While it’s true that he may not achieve the same level of long-term outperformance as he would if he were practicing a truly volatility-agnostic approach, he is also able to remain faithful to a value investing philosophy (defined as fundamentals-based investing with superior risk:reward) with a crowd that may not necessarily prioritize long-term returns over short-term volatility.
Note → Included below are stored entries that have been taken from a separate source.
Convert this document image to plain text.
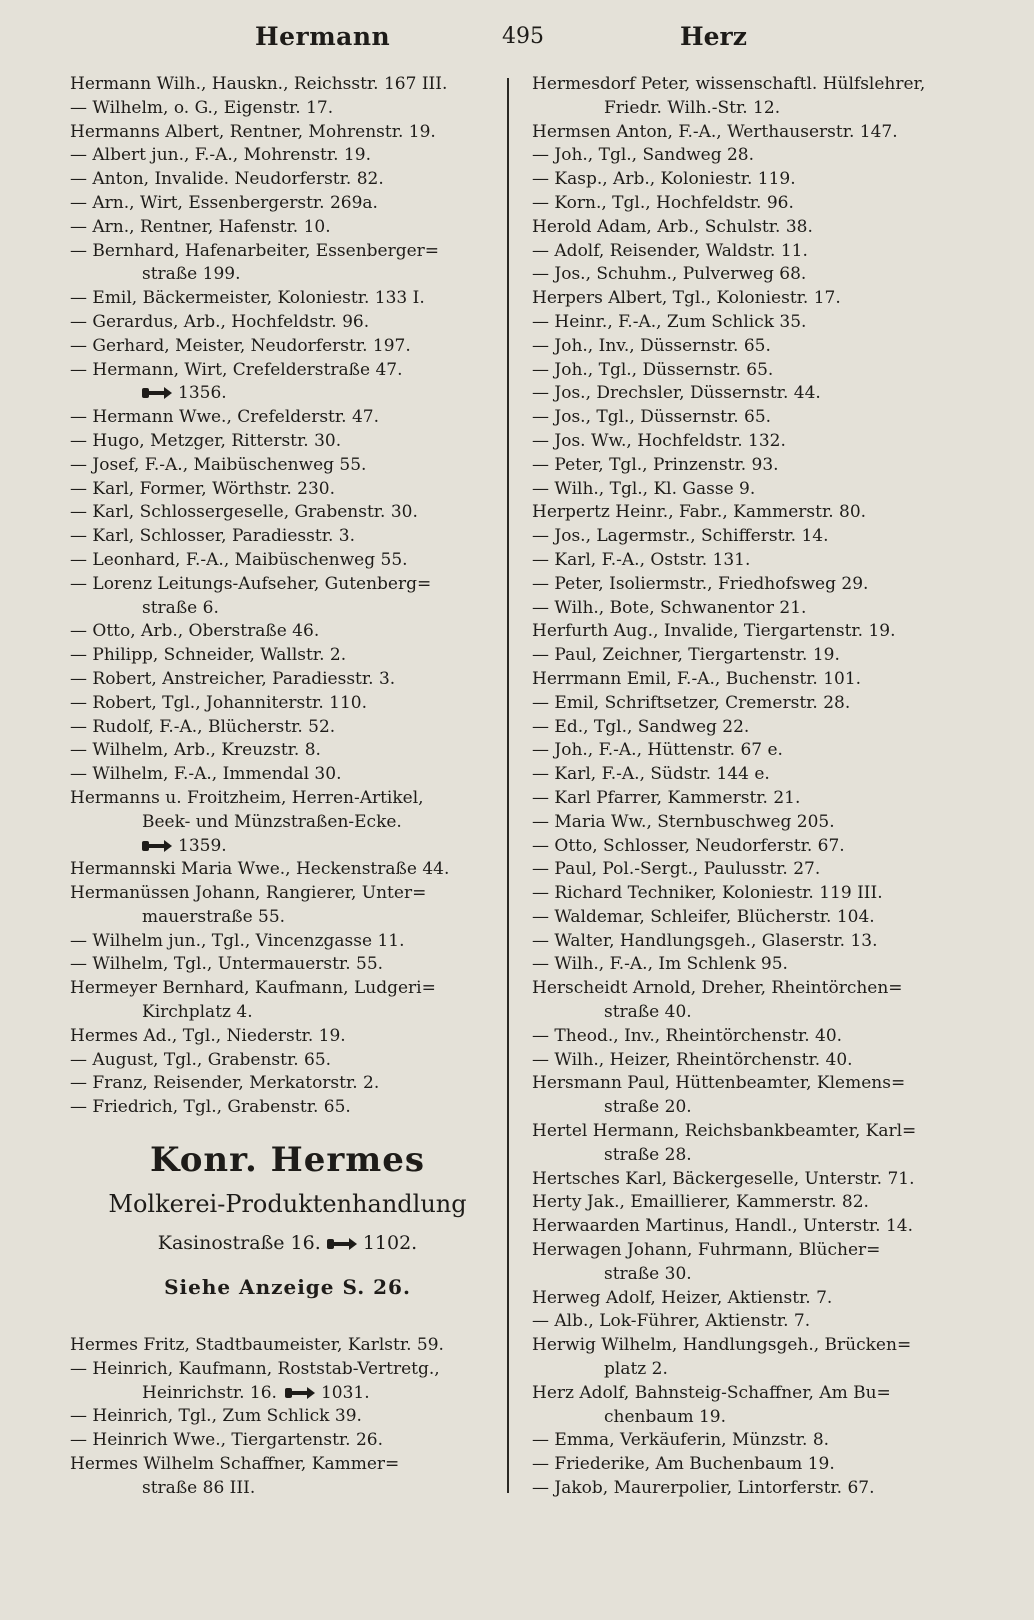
Hermann	495	Herz
Hermann Wilh., Hauskn., Reichsstr. 167 III.
— Wilhelm, o. G., Eigenstr. 17.
Hermanns Albert, Rentner, Mohrenstr. 19.
— Albert jun., F.-A., Mohrenstr. 19.
— Anton, Invalide. Neudorferstr. 82.
— Arn., Wirt, Essenbergerstr. 269a.
— Arn., Rentner, Hafenstr. 10.
— Bernhard, Hafenarbeiter, Essenberger=
straße 199.
— Emil, Bäckermeister, Koloniestr. 133 I.
— Gerardus, Arb., Hochfeldstr. 96.
— Gerhard, Meister, Neudorferstr. 197.
— Hermann, Wirt, Crefelderstraße 47.
1356.
— Hermann Wwe., Crefelderstr. 47.
— Hugo, Metzger, Ritterstr. 30.
— Josef, F.-A., Maibüschenweg 55.
— Karl, Former, Wörthstr. 230.
— Karl, Schlossergeselle, Grabenstr. 30.
— Karl, Schlosser, Paradiesstr. 3.
— Leonhard, F.-A., Maibüschenweg 55.
— Lorenz Leitungs-Aufseher, Gutenberg=
straße 6.
— Otto, Arb., Oberstraße 46.
— Philipp, Schneider, Wallstr. 2.
— Robert, Anstreicher, Paradiesstr. 3.
— Robert, Tgl., Johanniterstr. 110.
— Rudolf, F.-A., Blücherstr. 52.
— Wilhelm, Arb., Kreuzstr. 8.
— Wilhelm, F.-A., Immendal 30.
Hermanns u. Froitzheim, Herren-Artikel,
Beek- und Münzstraßen-Ecke.
1359.
Hermannski Maria Wwe., Heckenstraße 44.
Hermanüssen Johann, Rangierer, Unter=
mauerstraße 55.
— Wilhelm jun., Tgl., Vincenzgasse 11.
— Wilhelm, Tgl., Untermauerstr. 55.
Hermeyer Bernhard, Kaufmann, Ludgeri=
Kirchplatz 4.
Hermes Ad., Tgl., Niederstr. 19.
— August, Tgl., Grabenstr. 65.
— Franz, Reisender, Merkatorstr. 2.
— Friedrich, Tgl., Grabenstr. 65.
Konr. Hermes
Molkerei-Produktenhandlung
Kasinostraße 16. 1102.
Siehe Anzeige S. 26.
Hermes Fritz, Stadtbaumeister, Karlstr. 59.
— Heinrich, Kaufmann, Roststab-Vertretg.,
Heinrichstr. 16.	1031.
— Heinrich, Tgl., Zum Schlick 39.
— Heinrich Wwe., Tiergartenstr. 26.
Hermes Wilhelm Schaffner, Kammer=
straße 86 III.
Hermesdorf Peter, wissenschaftl. Hülfslehrer,
Friedr. Wilh.-Str. 12.
Hermsen Anton, F.-A., Werthauserstr. 147.
— Joh., Tgl., Sandweg 28.
— Kasp., Arb., Koloniestr. 119.
— Korn., Tgl., Hochfeldstr. 96.
Herold Adam, Arb., Schulstr. 38.
— Adolf, Reisender, Waldstr. 11.
— Jos., Schuhm., Pulverweg 68.
Herpers Albert, Tgl., Koloniestr. 17.
— Heinr., F.-A., Zum Schlick 35.
— Joh., Inv., Düssernstr. 65.
— Joh., Tgl., Düssernstr. 65.
— Jos., Drechsler, Düssernstr. 44.
— Jos., Tgl., Düssernstr. 65.
— Jos. Ww., Hochfeldstr. 132.
— Peter, Tgl., Prinzenstr. 93.
— Wilh., Tgl., Kl. Gasse 9.
Herpertz Heinr., Fabr., Kammerstr. 80.
— Jos., Lagermstr., Schifferstr. 14.
— Karl, F.-A., Oststr. 131.
— Peter, Isoliermstr., Friedhofsweg 29.
— Wilh., Bote, Schwanentor 21.
Herfurth Aug., Invalide, Tiergartenstr. 19.
— Paul, Zeichner, Tiergartenstr. 19.
Herrmann Emil, F.-A., Buchenstr. 101.
— Emil, Schriftsetzer, Cremerstr. 28.
— Ed., Tgl., Sandweg 22.
— Joh., F.-A., Hüttenstr. 67 e.
— Karl, F.-A., Südstr. 144 e.
— Karl Pfarrer, Kammerstr. 21.
— Maria Ww., Sternbuschweg 205.
— Otto, Schlosser, Neudorferstr. 67.
— Paul, Pol.-Sergt., Paulusstr. 27.
— Richard Techniker, Koloniestr. 119 III.
— Waldemar, Schleifer, Blücherstr. 104.
— Walter, Handlungsgeh., Glaserstr. 13.
— Wilh., F.-A., Im Schlenk 95.
Herscheidt Arnold, Dreher, Rheintörchen=
straße 40.
— Theod., Inv., Rheintörchenstr. 40.
— Wilh., Heizer, Rheintörchenstr. 40.
Hersmann Paul, Hüttenbeamter, Klemens=
straße 20.
Hertel Hermann, Reichsbankbeamter, Karl=
straße 28.
Hertsches Karl, Bäckergeselle, Unterstr. 71.
Herty Jak., Emaillierer, Kammerstr. 82.
Herwaarden Martinus, Handl., Unterstr. 14.
Herwagen Johann, Fuhrmann, Blücher=
straße 30.
Herweg Adolf, Heizer, Aktienstr. 7.
— Alb., Lok-Führer, Aktienstr. 7.
Herwig Wilhelm, Handlungsgeh., Brücken=
platz 2.
Herz Adolf, Bahnsteig-Schaffner, Am Bu=
chenbaum 19.
— Emma, Verkäuferin, Münzstr. 8.
— Friederike, Am Buchenbaum 19.
— Jakob, Maurerpolier, Lintorferstr. 67.
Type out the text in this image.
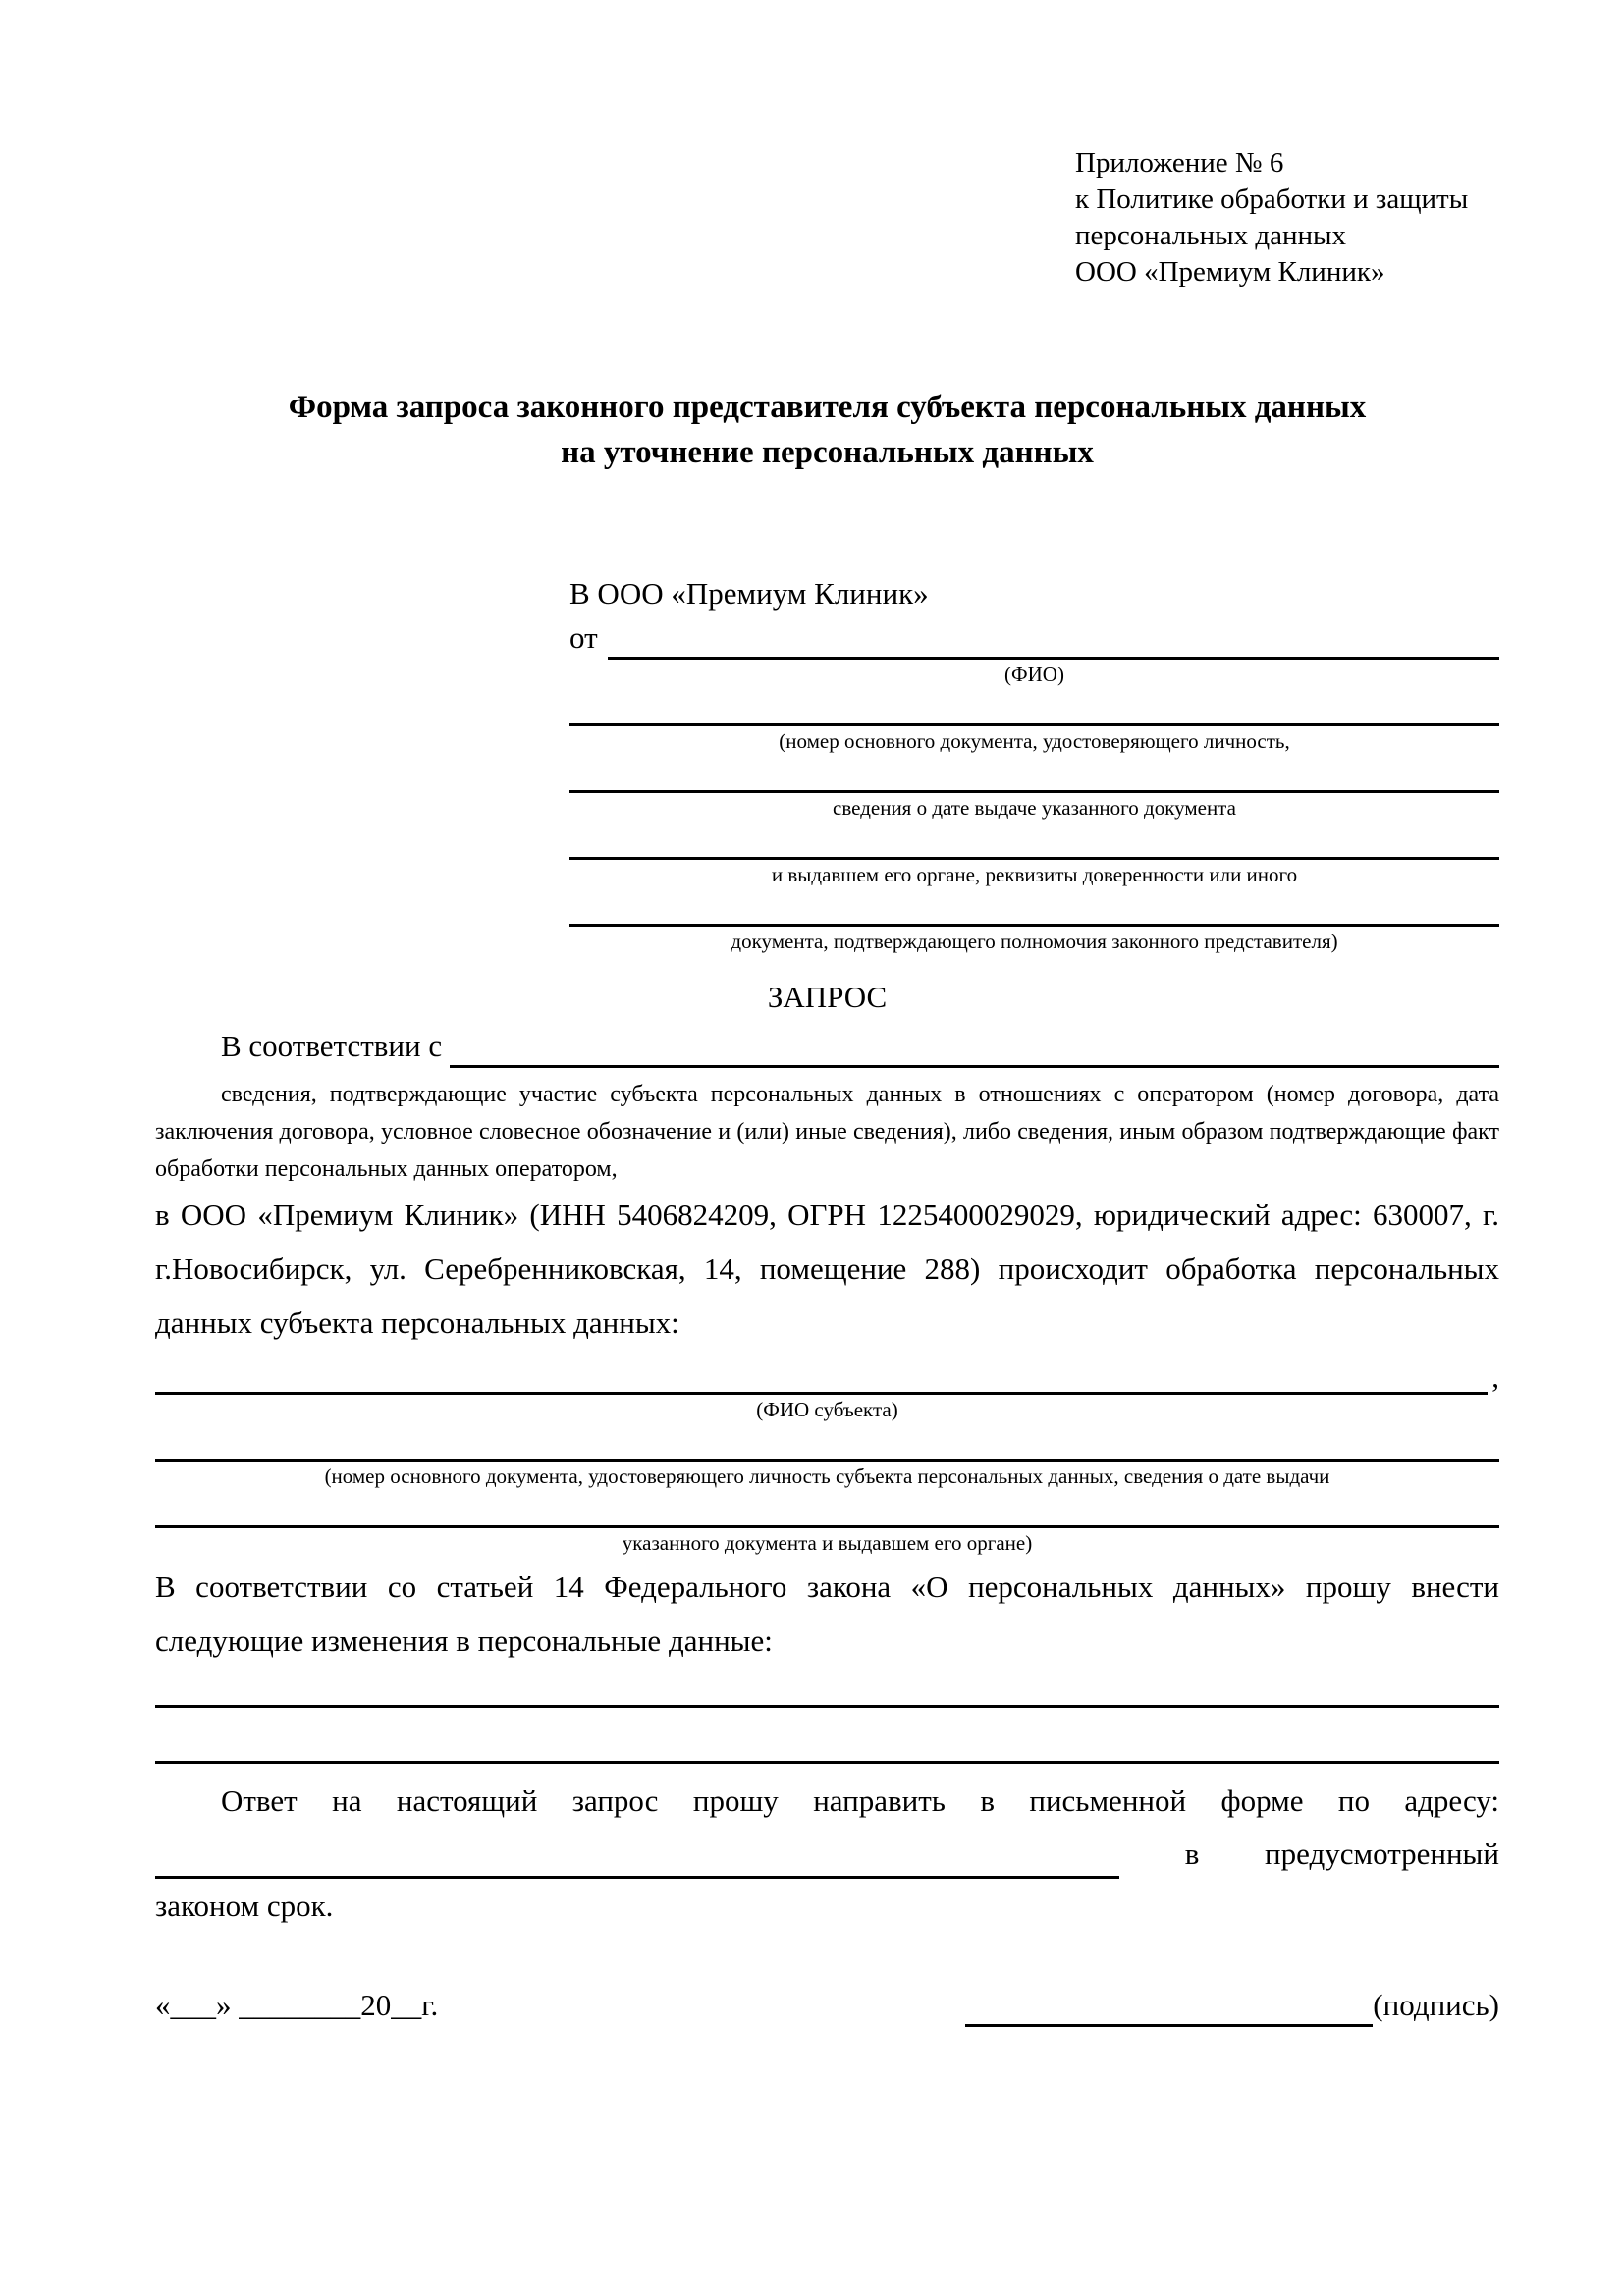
Приложение № 6
к Политике обработки и защиты
персональных данных
ООО «Премиум Клиник»
Форма запроса законного представителя субъекта персональных данных
на уточнение персональных данных
В ООО «Премиум Клиник»
от
(ФИО)
(номер основного документа, удостоверяющего личность,
сведения о дате выдаче указанного документа
и выдавшем его органе, реквизиты доверенности или иного
документа, подтверждающего полномочия законного представителя)
ЗАПРОС
В соответствии с
сведения, подтверждающие участие субъекта персональных данных в отношениях с оператором (номер договора, дата заключения договора, условное словесное обозначение и (или) иные сведения), либо сведения, иным образом подтверждающие факт обработки персональных данных оператором,
в ООО «Премиум Клиник» (ИНН 5406824209, ОГРН 1225400029029, юридический адрес: 630007, г. г.Новосибирск, ул. Серебренниковская, 14, помещение 288) происходит обработка персональных данных субъекта персональных данных:
,
(ФИО субъекта)
(номер основного документа, удостоверяющего личность субъекта персональных данных, сведения о дате выдачи
указанного документа и выдавшем его органе)
В соответствии со статьей 14 Федерального закона «О персональных данных» прошу внести следующие изменения в персональные данные:
Ответ на настоящий запрос прошу направить в письменной форме по адресу:
в предусмотренный
законом срок.
«___» ________20__г.	(подпись)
There are several benefits to adopting such a Low-Volatility Value Investing portfolio strategy. On the portfolio front, this approach adds value to fiduciaries who may be intrigued in investing in a fund which practices a value investing philosophy - but are still unsure if they have the stomach for a volatility-agnostic approach. While the upside from such a Low-Volatility Value Investing strategy may be somewhat hamstrung as compared to a “pure” value investing approach (which is not constrained by volatility considerations), it should still be able to deliver superior Sharpe performance (i.e. return / volatility) - which may lend itself better to ancillary business considerations, such as for marketing purposes or expanding the acceptable investor base (e.g. attracting institutional investors). The sum of the above can even potentially end up yielding greater rewards for the fund manager himself - due to being able to attract a larger AUM base.
However, on the investment philosophy front, I think the real value-add here is that it makes value investing a palatable option for the vast majority of market participants who are highly concerned with portfolio volatility. As the recent drawdown in the Tech sector has demonstrated, many market participants who experience >20% drawdowns over a very short period of time simply do not have the appropriate temperament for a volatility-agnostic approach - which “pure” value investing tends to require. Also, as much empirical research has shown, over 50% of active fund management underperformance over the past decade can be attributed to investor redemptions occurring during the wrong times (i.e. selling low) - which is something largely outside of the fund manager’s control. This low-volatility value investing portfolio strategy allows these investors to stay invested when they otherwise wouldn’t - while also allowing them to participate in all the benefits of value investing, which its ardent fans have long since come to recognize.
While this low-volatility value investing portfolio strategy may not be too unfamiliar to most fund managers at the institutional level, it is my personal observation that many investors outside of the institutional space (including the sophisticated UHNW crowd) are not aware that such an option exists for them. As I have expounded on in the past in my super-long articles justifying the merits of value investing (linked below), value investing as properly practiced by Graham and Buffett can be likened to the PhD of equity investing - and making it accessible to more people can only be a good thing. This is what this article aims to do, and I hope it helps you take a step closer towards becoming a value investor as well.